Does the Illawarra sporting public care about baseball enough to support it? Is there enough playing talent in Australia to support more teams in the ABL?
You could ask the same questions about basketball in Wollongong, if you were trying to establish the Hawks in the NBL today.
But the Hawks are one of the great survival stories in Australian sport and could yet be an NBL title threat again this season, with some more Rob Beveridge magic.
So as the A-League dithers and netball preferred the financial security of aligning with AFL clubs, rather than considering the Illawarra’s bid to play in the national competition, baseball is taking us seriously.

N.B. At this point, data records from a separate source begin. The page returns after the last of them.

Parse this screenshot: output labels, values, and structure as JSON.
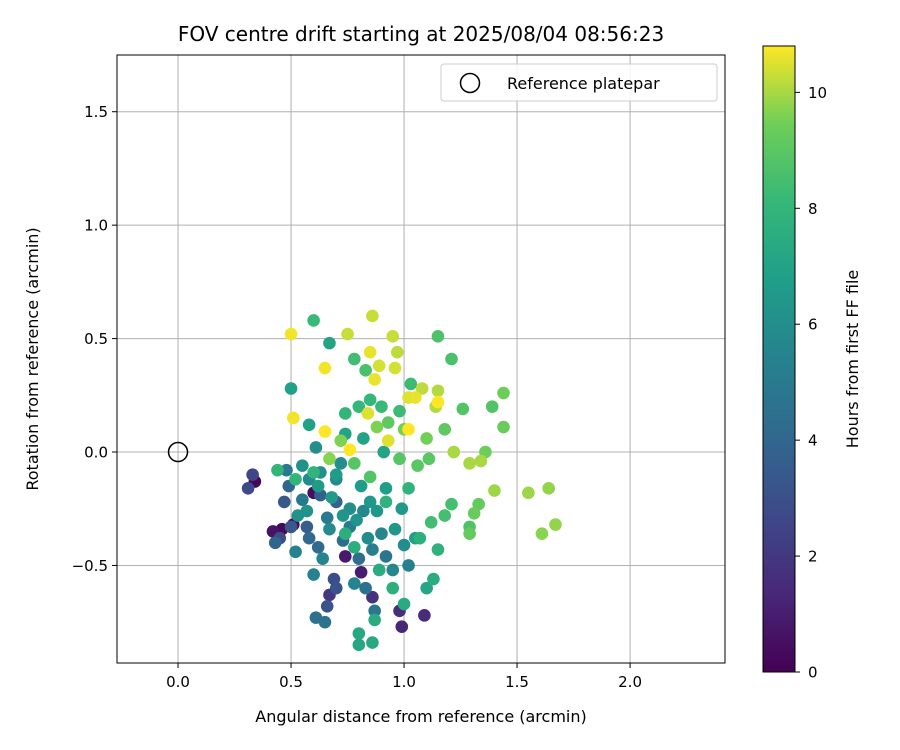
{
  "chart_data": {
    "type": "scatter",
    "title": "FOV centre drift starting at 2025/08/04 08:56:23",
    "xlabel": "Angular distance from reference (arcmin)",
    "ylabel": "Rotation from reference (arcmin)",
    "xlim": [
      -0.27,
      2.42
    ],
    "ylim": [
      -0.93,
      1.75
    ],
    "xticks": [
      0.0,
      0.5,
      1.0,
      1.5,
      2.0
    ],
    "xtick_labels": [
      "0.0",
      "0.5",
      "1.0",
      "1.5",
      "2.0"
    ],
    "yticks": [
      -0.5,
      0.0,
      0.5,
      1.0,
      1.5
    ],
    "ytick_labels": [
      "−0.5",
      "0.0",
      "0.5",
      "1.0",
      "1.5"
    ],
    "grid": true,
    "legend": {
      "placement": "top-right",
      "entries": [
        "Reference platepar"
      ]
    },
    "reference_point": {
      "name": "Reference platepar",
      "x": 0.0,
      "y": 0.0
    },
    "colorbar": {
      "label": "Hours from first FF file",
      "colormap": "viridis",
      "range": [
        0,
        10.8
      ],
      "ticks": [
        0,
        2,
        4,
        6,
        8,
        10
      ],
      "tick_labels": [
        "0",
        "2",
        "4",
        "6",
        "8",
        "10"
      ]
    },
    "series": [
      {
        "points": [
          {
            "x": 0.34,
            "y": -0.13,
            "t": 0.2
          },
          {
            "x": 0.46,
            "y": -0.34,
            "t": 0.3
          },
          {
            "x": 0.51,
            "y": -0.32,
            "t": 0.4
          },
          {
            "x": 0.6,
            "y": -0.18,
            "t": 0.5
          },
          {
            "x": 0.42,
            "y": -0.35,
            "t": 0.6
          },
          {
            "x": 0.74,
            "y": -0.46,
            "t": 0.9
          },
          {
            "x": 0.81,
            "y": -0.53,
            "t": 1.0
          },
          {
            "x": 0.99,
            "y": -0.77,
            "t": 1.3
          },
          {
            "x": 1.09,
            "y": -0.72,
            "t": 1.5
          },
          {
            "x": 0.98,
            "y": -0.7,
            "t": 1.6
          },
          {
            "x": 0.86,
            "y": -0.64,
            "t": 1.8
          },
          {
            "x": 0.67,
            "y": -0.63,
            "t": 2.0
          },
          {
            "x": 0.33,
            "y": -0.1,
            "t": 2.6
          },
          {
            "x": 0.31,
            "y": -0.16,
            "t": 2.7
          },
          {
            "x": 0.45,
            "y": -0.38,
            "t": 2.8
          },
          {
            "x": 0.69,
            "y": -0.56,
            "t": 2.9
          },
          {
            "x": 0.7,
            "y": -0.6,
            "t": 3.1
          },
          {
            "x": 0.66,
            "y": -0.68,
            "t": 3.2
          },
          {
            "x": 0.47,
            "y": -0.22,
            "t": 3.3
          },
          {
            "x": 0.5,
            "y": -0.33,
            "t": 3.4
          },
          {
            "x": 0.57,
            "y": -0.33,
            "t": 3.6
          },
          {
            "x": 0.63,
            "y": -0.19,
            "t": 3.7
          },
          {
            "x": 0.7,
            "y": -0.22,
            "t": 3.8
          },
          {
            "x": 0.43,
            "y": -0.4,
            "t": 3.9
          },
          {
            "x": 0.49,
            "y": -0.15,
            "t": 4.0
          },
          {
            "x": 0.58,
            "y": -0.38,
            "t": 4.1
          },
          {
            "x": 0.62,
            "y": -0.42,
            "t": 4.2
          },
          {
            "x": 0.73,
            "y": -0.39,
            "t": 4.3
          },
          {
            "x": 0.8,
            "y": -0.47,
            "t": 4.4
          },
          {
            "x": 0.83,
            "y": -0.6,
            "t": 4.5
          },
          {
            "x": 0.61,
            "y": -0.73,
            "t": 4.5
          },
          {
            "x": 0.65,
            "y": -0.75,
            "t": 4.6
          },
          {
            "x": 0.92,
            "y": -0.46,
            "t": 4.7
          },
          {
            "x": 0.87,
            "y": -0.7,
            "t": 4.8
          },
          {
            "x": 0.55,
            "y": -0.21,
            "t": 4.9
          },
          {
            "x": 0.48,
            "y": -0.08,
            "t": 5.0
          },
          {
            "x": 0.66,
            "y": -0.29,
            "t": 5.0
          },
          {
            "x": 0.76,
            "y": -0.33,
            "t": 5.1
          },
          {
            "x": 0.86,
            "y": -0.43,
            "t": 5.2
          },
          {
            "x": 1.02,
            "y": -0.5,
            "t": 5.3
          },
          {
            "x": 0.52,
            "y": -0.44,
            "t": 5.3
          },
          {
            "x": 0.6,
            "y": -0.54,
            "t": 5.4
          },
          {
            "x": 0.64,
            "y": -0.47,
            "t": 5.5
          },
          {
            "x": 0.78,
            "y": -0.58,
            "t": 5.5
          },
          {
            "x": 0.9,
            "y": -0.36,
            "t": 5.6
          },
          {
            "x": 0.95,
            "y": -0.52,
            "t": 5.6
          },
          {
            "x": 0.82,
            "y": -0.26,
            "t": 5.7
          },
          {
            "x": 0.7,
            "y": -0.12,
            "t": 5.7
          },
          {
            "x": 0.58,
            "y": -0.12,
            "t": 5.8
          },
          {
            "x": 0.67,
            "y": -0.34,
            "t": 5.8
          },
          {
            "x": 1.0,
            "y": -0.41,
            "t": 5.9
          },
          {
            "x": 0.84,
            "y": -0.38,
            "t": 5.9
          },
          {
            "x": 0.76,
            "y": -0.25,
            "t": 6.0
          },
          {
            "x": 0.72,
            "y": -0.05,
            "t": 6.0
          },
          {
            "x": 0.61,
            "y": 0.02,
            "t": 6.0
          },
          {
            "x": 0.55,
            "y": -0.06,
            "t": 6.1
          },
          {
            "x": 0.63,
            "y": -0.09,
            "t": 6.1
          },
          {
            "x": 0.53,
            "y": -0.28,
            "t": 6.2
          },
          {
            "x": 0.57,
            "y": -0.26,
            "t": 6.2
          },
          {
            "x": 0.73,
            "y": -0.28,
            "t": 6.3
          },
          {
            "x": 0.79,
            "y": -0.3,
            "t": 6.3
          },
          {
            "x": 0.88,
            "y": -0.26,
            "t": 6.4
          },
          {
            "x": 0.96,
            "y": -0.34,
            "t": 6.4
          },
          {
            "x": 0.99,
            "y": -0.25,
            "t": 6.5
          },
          {
            "x": 0.85,
            "y": -0.22,
            "t": 6.5
          },
          {
            "x": 0.68,
            "y": -0.2,
            "t": 6.6
          },
          {
            "x": 0.62,
            "y": -0.15,
            "t": 6.6
          },
          {
            "x": 0.7,
            "y": -0.1,
            "t": 6.7
          },
          {
            "x": 0.81,
            "y": -0.15,
            "t": 6.7
          },
          {
            "x": 0.92,
            "y": -0.16,
            "t": 6.8
          },
          {
            "x": 1.05,
            "y": -0.38,
            "t": 6.8
          },
          {
            "x": 0.58,
            "y": 0.12,
            "t": 6.9
          },
          {
            "x": 0.5,
            "y": 0.28,
            "t": 6.9
          },
          {
            "x": 0.74,
            "y": 0.08,
            "t": 7.0
          },
          {
            "x": 0.82,
            "y": 0.06,
            "t": 7.0
          },
          {
            "x": 0.67,
            "y": 0.48,
            "t": 7.1
          },
          {
            "x": 0.91,
            "y": 0.0,
            "t": 7.1
          },
          {
            "x": 1.1,
            "y": -0.6,
            "t": 7.2
          },
          {
            "x": 0.8,
            "y": -0.85,
            "t": 7.2
          },
          {
            "x": 0.86,
            "y": -0.84,
            "t": 7.3
          },
          {
            "x": 0.8,
            "y": -0.8,
            "t": 7.3
          },
          {
            "x": 0.87,
            "y": -0.74,
            "t": 7.4
          },
          {
            "x": 1.0,
            "y": -0.67,
            "t": 7.4
          },
          {
            "x": 1.13,
            "y": -0.56,
            "t": 7.5
          },
          {
            "x": 0.89,
            "y": -0.52,
            "t": 7.5
          },
          {
            "x": 0.74,
            "y": -0.36,
            "t": 7.6
          },
          {
            "x": 0.78,
            "y": -0.42,
            "t": 7.6
          },
          {
            "x": 0.95,
            "y": -0.6,
            "t": 7.7
          },
          {
            "x": 1.07,
            "y": -0.38,
            "t": 7.7
          },
          {
            "x": 1.15,
            "y": -0.43,
            "t": 7.8
          },
          {
            "x": 0.92,
            "y": -0.22,
            "t": 7.8
          },
          {
            "x": 1.02,
            "y": -0.16,
            "t": 7.9
          },
          {
            "x": 0.6,
            "y": -0.09,
            "t": 7.9
          },
          {
            "x": 0.52,
            "y": -0.12,
            "t": 8.0
          },
          {
            "x": 0.44,
            "y": -0.08,
            "t": 8.0
          },
          {
            "x": 0.74,
            "y": 0.17,
            "t": 8.0
          },
          {
            "x": 0.85,
            "y": 0.23,
            "t": 8.1
          },
          {
            "x": 0.8,
            "y": 0.2,
            "t": 8.1
          },
          {
            "x": 0.6,
            "y": 0.58,
            "t": 8.2
          },
          {
            "x": 0.9,
            "y": 0.2,
            "t": 8.2
          },
          {
            "x": 0.98,
            "y": 0.18,
            "t": 8.3
          },
          {
            "x": 1.03,
            "y": 0.3,
            "t": 8.3
          },
          {
            "x": 0.78,
            "y": 0.41,
            "t": 8.4
          },
          {
            "x": 1.12,
            "y": -0.31,
            "t": 8.4
          },
          {
            "x": 1.21,
            "y": -0.23,
            "t": 8.5
          },
          {
            "x": 1.18,
            "y": -0.28,
            "t": 8.5
          },
          {
            "x": 0.83,
            "y": 0.36,
            "t": 8.6
          },
          {
            "x": 1.21,
            "y": 0.41,
            "t": 8.6
          },
          {
            "x": 1.15,
            "y": 0.51,
            "t": 8.7
          },
          {
            "x": 1.29,
            "y": -0.33,
            "t": 8.7
          },
          {
            "x": 1.26,
            "y": 0.19,
            "t": 8.8
          },
          {
            "x": 1.39,
            "y": 0.2,
            "t": 8.8
          },
          {
            "x": 0.85,
            "y": -0.11,
            "t": 8.8
          },
          {
            "x": 0.78,
            "y": -0.05,
            "t": 8.9
          },
          {
            "x": 0.98,
            "y": -0.03,
            "t": 8.9
          },
          {
            "x": 1.06,
            "y": -0.06,
            "t": 9.0
          },
          {
            "x": 1.11,
            "y": -0.03,
            "t": 9.0
          },
          {
            "x": 0.93,
            "y": 0.13,
            "t": 9.1
          },
          {
            "x": 1.18,
            "y": 0.1,
            "t": 9.1
          },
          {
            "x": 1.33,
            "y": -0.23,
            "t": 9.2
          },
          {
            "x": 1.29,
            "y": -0.36,
            "t": 9.2
          },
          {
            "x": 1.31,
            "y": -0.27,
            "t": 9.3
          },
          {
            "x": 1.44,
            "y": 0.11,
            "t": 9.3
          },
          {
            "x": 1.44,
            "y": 0.26,
            "t": 9.4
          },
          {
            "x": 1.36,
            "y": 0.0,
            "t": 9.4
          },
          {
            "x": 1.1,
            "y": 0.06,
            "t": 9.5
          },
          {
            "x": 1.0,
            "y": 0.1,
            "t": 9.5
          },
          {
            "x": 0.88,
            "y": 0.11,
            "t": 9.6
          },
          {
            "x": 0.72,
            "y": 0.05,
            "t": 9.6
          },
          {
            "x": 0.67,
            "y": -0.03,
            "t": 9.7
          },
          {
            "x": 1.61,
            "y": -0.36,
            "t": 9.7
          },
          {
            "x": 1.67,
            "y": -0.32,
            "t": 9.8
          },
          {
            "x": 1.64,
            "y": -0.16,
            "t": 9.8
          },
          {
            "x": 1.55,
            "y": -0.18,
            "t": 9.9
          },
          {
            "x": 1.4,
            "y": -0.17,
            "t": 9.9
          },
          {
            "x": 1.34,
            "y": -0.04,
            "t": 10.0
          },
          {
            "x": 1.29,
            "y": -0.05,
            "t": 10.0
          },
          {
            "x": 1.22,
            "y": 0.0,
            "t": 10.0
          },
          {
            "x": 1.14,
            "y": 0.2,
            "t": 10.1
          },
          {
            "x": 1.15,
            "y": 0.27,
            "t": 10.1
          },
          {
            "x": 1.08,
            "y": 0.28,
            "t": 10.2
          },
          {
            "x": 0.97,
            "y": 0.44,
            "t": 10.2
          },
          {
            "x": 0.86,
            "y": 0.6,
            "t": 10.3
          },
          {
            "x": 0.75,
            "y": 0.52,
            "t": 10.3
          },
          {
            "x": 0.95,
            "y": 0.51,
            "t": 10.3
          },
          {
            "x": 0.89,
            "y": 0.38,
            "t": 10.4
          },
          {
            "x": 0.96,
            "y": 0.37,
            "t": 10.4
          },
          {
            "x": 0.84,
            "y": 0.17,
            "t": 10.5
          },
          {
            "x": 0.93,
            "y": 0.05,
            "t": 10.5
          },
          {
            "x": 1.02,
            "y": 0.24,
            "t": 10.5
          },
          {
            "x": 1.05,
            "y": 0.24,
            "t": 10.6
          },
          {
            "x": 0.87,
            "y": 0.32,
            "t": 10.6
          },
          {
            "x": 0.85,
            "y": 0.44,
            "t": 10.6
          },
          {
            "x": 0.65,
            "y": 0.37,
            "t": 10.7
          },
          {
            "x": 0.5,
            "y": 0.52,
            "t": 10.7
          },
          {
            "x": 0.51,
            "y": 0.15,
            "t": 10.7
          },
          {
            "x": 0.65,
            "y": 0.09,
            "t": 10.8
          },
          {
            "x": 0.76,
            "y": 0.01,
            "t": 10.8
          },
          {
            "x": 1.02,
            "y": 0.1,
            "t": 10.8
          },
          {
            "x": 1.15,
            "y": 0.22,
            "t": 10.8
          }
        ]
      }
    ]
  }
}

Of course there would need to be funding for an upgrade of facilities, most likely at Berkeley rather than Sunday’s venue at Dalton Park, but the likes of Australian Trent D’Antonio shows the Illawarra has the ability to develop top-class talent.
Ashes to Ashes, credibility to dust
Cricket’s identity crisis has firmly become part of the national psyche now.
For a day and an hour, England were boring. Killing Test cricket more slowly than their run rate.
The pitch had made the start to the Ashes series lifeless, so the narrative went.
We now have to use the light-up bails in Tests, apparently, like a stuffy old man showing his grandchildren how cool he is now he’s bought one of these smart-phones all the kids are talking about.
And the suddenly, it happened.
Just as England were pressing the advantage, they collapsed faster than credibility in Australian politics.
And then came Australia’s own batting downfall, like the match was being played on a completely different surface.
One full of landmines and, according to Channel Nine’s commentary, a need for urgency, when patience was required.
As ever, the death of Test cricket has been greatly exaggerated.